What I’m Learning about 360 Video and Virtual Reality

I’ve been obsessed with Virtual Reality (VR) since the first time I put on Oculus Rift VR Goggles for the first time about 2 years ago. Shortly after that Google released Google Cardboard and it seemed that VR would be here before we knew it. Adoption and development of this technology has been slower than I anticipated, but it makes sense as the ability to create VR experiences has been so challenging. More than ever I believe VR is going to be HUUUUGE (said with Donald Trump voice)! I just think it’s going to take longer than I anticipated.

I’ve purchased and given away several Google cardboard devices over the past 2 years and made my first big purchase with a 360 video camera in January. I bought the Insta360 nano from Amazon for 2 primary reasons:

  1. Simplicity – I love how it connected to my iPhone and could be uploaded easily from my mobile device and directly to Facebook or YouTube
  2. Affordability – not only was the device easy to use, it was also one of the least expensive devices on the market

Since buying the device I’ve helped Insta360 in their sales as I’ve had several friends see my pictures and videos asking where they can get one of these cool cameras. The quality of these videos has been much better than I expected and the simplicity to upload the videos to Facebook and YouTube has been even easier than I anticipated.
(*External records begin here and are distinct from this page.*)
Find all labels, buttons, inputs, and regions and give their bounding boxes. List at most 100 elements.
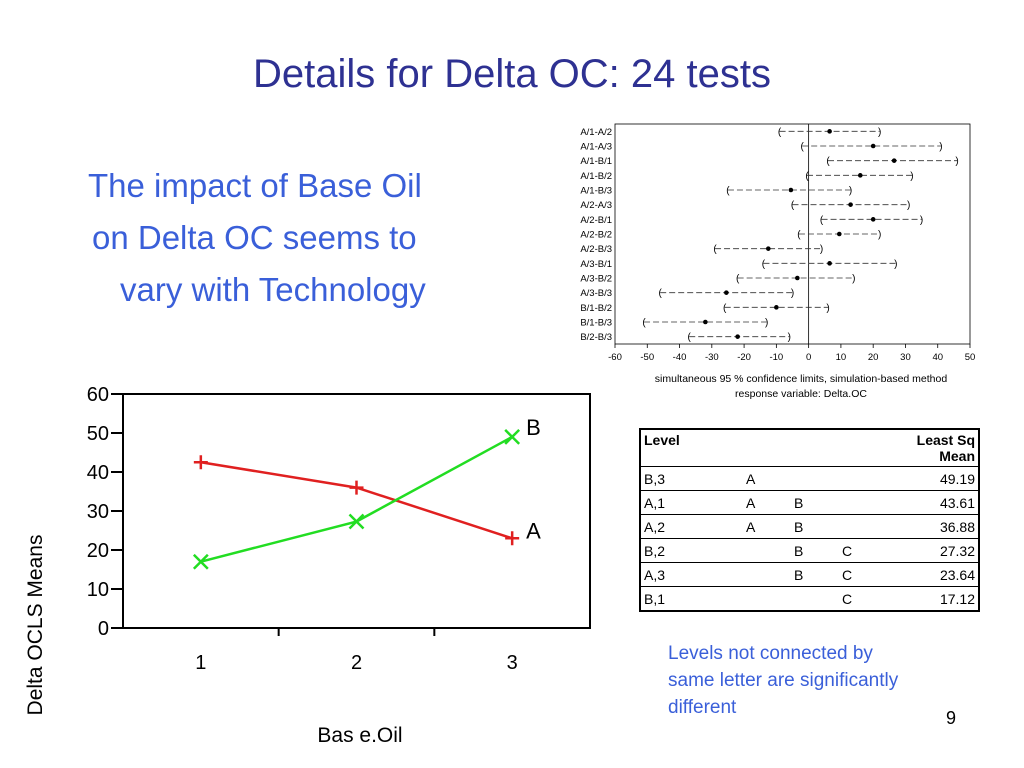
series-label-A: A: [526, 518, 541, 543]
ls-group-cell: [839, 490, 893, 515]
ci-estimate-point: [870, 217, 876, 222]
ls-group-cell: [743, 538, 791, 563]
ci-low-bracket: (: [820, 215, 824, 226]
ci-row-label: B/1-B/3: [580, 318, 612, 329]
ls-level-cell: A,1: [640, 490, 743, 515]
ci-estimate-point: [857, 173, 863, 178]
table-row: B,2 B C 27.32: [640, 538, 979, 563]
ls-group-cell: A: [743, 514, 791, 539]
ci-low-bracket: (: [713, 244, 717, 255]
ls-group-cell: [743, 586, 791, 612]
ci-estimate-point: [765, 246, 771, 251]
line-y-tick-label: 50: [87, 423, 109, 445]
ci-low-bracket: (: [791, 200, 795, 211]
ci-high-bracket: ): [788, 332, 791, 343]
empty-header-1: [743, 429, 791, 467]
ci-estimate-point: [836, 231, 842, 237]
ls-level-cell: B,3: [640, 466, 743, 491]
ci-estimate-point: [735, 334, 740, 339]
ls-group-cell: [791, 466, 839, 491]
ci-estimate-point: [891, 158, 897, 163]
line-chart-xlabel: Bas e.Oil: [317, 724, 402, 747]
ci-x-tick-label: -50: [640, 352, 654, 363]
ci-row-label: A/2-B/1: [580, 215, 612, 226]
empty-header-3: [839, 429, 893, 467]
ls-group-cell: C: [839, 562, 893, 587]
ci-low-bracket: (: [642, 318, 646, 329]
ci-caption-line-2: response variable: Delta.OC: [735, 388, 867, 400]
table-header-row: Level Least Sq Mean: [640, 429, 979, 467]
ci-x-tick-label: 30: [900, 352, 911, 363]
line-y-tick-label: 10: [87, 579, 109, 601]
ci-estimate-point: [703, 319, 708, 325]
ci-x-tick-label: -30: [705, 352, 719, 363]
ci-high-bracket: ): [939, 142, 942, 153]
ci-x-tick-label: 10: [836, 352, 847, 363]
empty-header-2: [791, 429, 839, 467]
level-header: Level: [640, 429, 743, 467]
ls-mean-cell: 17.12: [893, 586, 979, 612]
ci-high-bracket: ): [907, 200, 910, 211]
ls-group-cell: [791, 586, 839, 612]
series-line-B: [200, 435, 513, 563]
ci-low-bracket: (: [801, 142, 805, 153]
ci-x-tick-label: -20: [737, 352, 751, 363]
ls-group-cell: B: [791, 562, 839, 587]
ls-mean-cell: 43.61: [893, 490, 979, 515]
ls-group-cell: [839, 466, 893, 491]
ci-x-tick-label: -10: [769, 352, 783, 363]
series-B-marker: [348, 513, 365, 530]
ci-estimate-point: [788, 187, 794, 193]
ci-estimate-point: [848, 202, 853, 207]
note-line-1: Levels not connected by: [668, 643, 873, 664]
ci-x-tick-label: 50: [965, 352, 976, 363]
ci-row-label: B/2-B/3: [580, 332, 612, 343]
ci-high-bracket: ): [765, 318, 768, 329]
line-chart-ylabel: Delta OCLS Means: [24, 535, 47, 716]
table-row: B,3 A 49.19: [640, 466, 979, 491]
slide-title: Details for Delta OC: 24 tests: [253, 52, 771, 96]
line-x-tick-label: 1: [195, 652, 206, 674]
line-y-tick-label: 60: [87, 384, 109, 406]
series-B-marker: [192, 553, 209, 570]
table-row: B,1 C 17.12: [640, 586, 979, 612]
ci-low-bracket: (: [723, 303, 727, 314]
series-label-B: B: [526, 415, 541, 440]
ci-row-label: A/3-B/3: [580, 288, 612, 299]
ci-high-bracket: ): [894, 259, 897, 270]
ls-mean-cell: 23.64: [893, 562, 979, 587]
series-B-marker: [504, 429, 521, 445]
line-x-tick-label: 3: [507, 652, 518, 674]
ci-row-label: B/1-B/2: [580, 303, 612, 314]
ci-row-label: A/1-B/1: [580, 156, 612, 167]
page-number: 9: [946, 708, 957, 728]
ci-x-tick-label: 0: [806, 352, 811, 363]
subtitle-line-1: The impact of Base Oil: [88, 167, 422, 204]
mean-header-line-2: Mean: [939, 448, 975, 464]
ci-high-bracket: ): [955, 156, 958, 167]
ci-row-label: A/2-A/3: [580, 200, 612, 211]
significance-note: Levels not connected by same letter are …: [668, 640, 968, 721]
ci-low-bracket: (: [659, 288, 663, 299]
ls-group-cell: B: [791, 490, 839, 515]
ls-level-cell: B,2: [640, 538, 743, 563]
ci-high-bracket: ): [791, 288, 794, 299]
series-line-A: [200, 461, 513, 540]
ci-low-bracket: (: [736, 274, 740, 285]
ls-mean-cell: 36.88: [893, 514, 979, 539]
series-A-marker: [349, 480, 364, 495]
base-oil-line-chart: 60 50 40 30 20 10 0 1 2 3 A B Bas e.Oil Delta OCLS …: [24, 384, 591, 747]
ls-group-cell: B: [791, 514, 839, 539]
ls-group-cell: A: [743, 466, 791, 491]
line-y-tick-label: 0: [98, 618, 109, 640]
ci-high-bracket: ): [878, 230, 881, 241]
ci-row-label: A/1-A/3: [580, 142, 612, 153]
ci-caption-line-1: simultaneous 95 % confidence limits, sim…: [655, 373, 948, 385]
ls-group-cell: C: [839, 586, 893, 612]
ci-row-label: A/2-B/3: [580, 244, 612, 255]
ci-row-label: A/1-A/2: [580, 127, 612, 138]
ci-low-bracket: (: [805, 171, 809, 182]
ls-group-cell: C: [839, 538, 893, 563]
note-line-2: same letter are significantly: [668, 670, 899, 691]
ci-x-tick-label: 40: [932, 352, 943, 363]
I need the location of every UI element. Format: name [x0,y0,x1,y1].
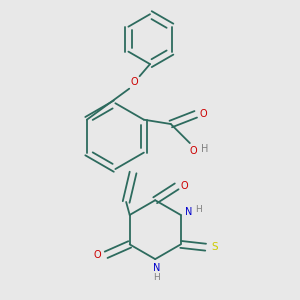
Text: S: S [211,242,217,252]
Text: N: N [184,207,192,217]
Text: H: H [195,205,202,214]
Text: O: O [130,77,138,88]
Text: N: N [153,263,161,273]
Text: O: O [93,250,101,260]
Text: H: H [201,144,208,154]
Text: O: O [200,109,207,118]
Text: O: O [181,181,188,191]
Text: O: O [190,146,197,156]
Text: H: H [154,273,160,282]
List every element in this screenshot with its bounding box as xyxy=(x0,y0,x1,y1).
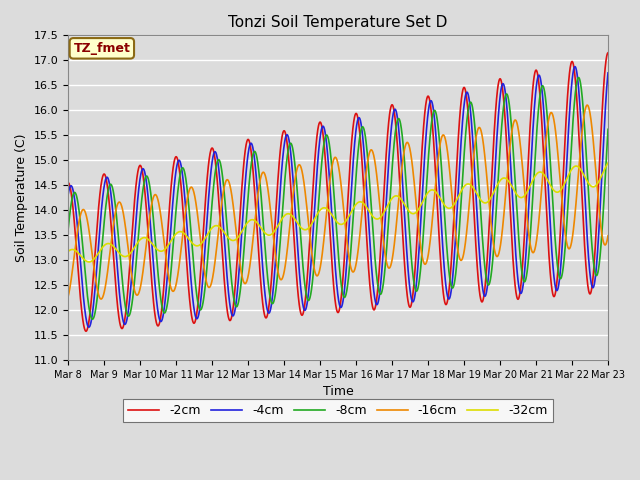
-2cm xyxy=(82,328,90,334)
Line: -8cm: -8cm xyxy=(68,78,608,319)
-16cm xyxy=(594,192,602,197)
-8cm xyxy=(295,207,303,213)
-4cm xyxy=(594,246,602,252)
-8cm xyxy=(158,303,166,309)
-2cm xyxy=(604,50,612,56)
-32cm xyxy=(126,251,134,257)
-32cm xyxy=(594,180,602,186)
-32cm xyxy=(85,259,93,265)
-4cm xyxy=(295,260,303,266)
Line: -4cm: -4cm xyxy=(68,67,608,327)
Title: Tonzi Soil Temperature Set D: Tonzi Soil Temperature Set D xyxy=(228,15,448,30)
-2cm xyxy=(158,305,166,311)
-16cm xyxy=(64,294,72,300)
-2cm xyxy=(271,218,279,224)
X-axis label: Time: Time xyxy=(323,385,353,398)
-8cm xyxy=(604,126,612,132)
-8cm xyxy=(89,316,97,322)
-16cm xyxy=(158,220,166,226)
-2cm xyxy=(126,262,134,268)
Y-axis label: Soil Temperature (C): Soil Temperature (C) xyxy=(15,133,28,262)
-16cm xyxy=(584,102,591,108)
-4cm xyxy=(85,324,93,330)
-16cm xyxy=(295,162,303,168)
-4cm xyxy=(536,72,543,78)
-8cm xyxy=(594,270,602,276)
-32cm xyxy=(295,222,303,228)
-16cm xyxy=(126,259,134,264)
-4cm xyxy=(604,70,612,76)
-16cm xyxy=(271,251,279,257)
-2cm xyxy=(594,201,602,207)
-8cm xyxy=(575,75,582,81)
Legend: -2cm, -4cm, -8cm, -16cm, -32cm: -2cm, -4cm, -8cm, -16cm, -32cm xyxy=(124,399,553,422)
-4cm xyxy=(271,261,279,267)
Line: -16cm: -16cm xyxy=(68,105,608,299)
-4cm xyxy=(126,295,134,301)
-32cm xyxy=(604,160,612,166)
-32cm xyxy=(64,249,72,254)
Line: -2cm: -2cm xyxy=(68,53,608,331)
-2cm xyxy=(295,297,303,303)
-8cm xyxy=(126,312,134,317)
Line: -32cm: -32cm xyxy=(68,163,608,262)
-16cm xyxy=(604,233,612,239)
-32cm xyxy=(158,248,166,254)
-4cm xyxy=(158,318,166,324)
-32cm xyxy=(271,227,279,233)
-4cm xyxy=(64,192,72,198)
Text: TZ_fmet: TZ_fmet xyxy=(74,42,131,55)
-8cm xyxy=(64,228,72,233)
-16cm xyxy=(97,296,105,302)
-4cm xyxy=(571,64,579,70)
-8cm xyxy=(536,97,543,103)
-32cm xyxy=(536,169,543,175)
-2cm xyxy=(64,180,72,186)
-2cm xyxy=(536,86,543,92)
-8cm xyxy=(271,291,279,297)
-16cm xyxy=(536,212,543,218)
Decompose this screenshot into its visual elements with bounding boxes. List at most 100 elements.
I’ve yet to try and edit any videos, but the capturing and distributing has been awesome! The reception to the videos has also been pretty great.

Here are a few of the key things that I’m learning about this new technology:

  • 360 Video is Captivating – the wow factor of these videos has been incredible, especially when people view them through VR googles.
  • Anyone is now able to create 360 videos – as easy as it is to create 360 videos today, it will be even easier tomorrow.
  • Not All Video Should be shot in 360 – while it’s interesting for many experiences, it is not optimal for many if not most video experiences. With 360 video it is harder to control the focal point when you are trying to tell a story.
  • Shorter Videos are best for 360 viewing experiences – currently the VR viewing experiences can be nauseating for most and a long experience is not ideal. I think this will change for experiences like sporting events and even church services, but like mobile video, I’m finding that shorter is better when it comes to VR videos.

All in all, I am more excited than ever about this medium and think ministries need to be paying attention to this space. I believe in the next couple of years many churches will offer a VR worship experience both On-Demand and Live. Beyond worship experiences I believe VR will be an incredible opportunity for Bible reading, Holy Land tours, gospel presentations and more. It’s a consuming media engagement experience with seemingly limitless opportunities for creativity and innovation.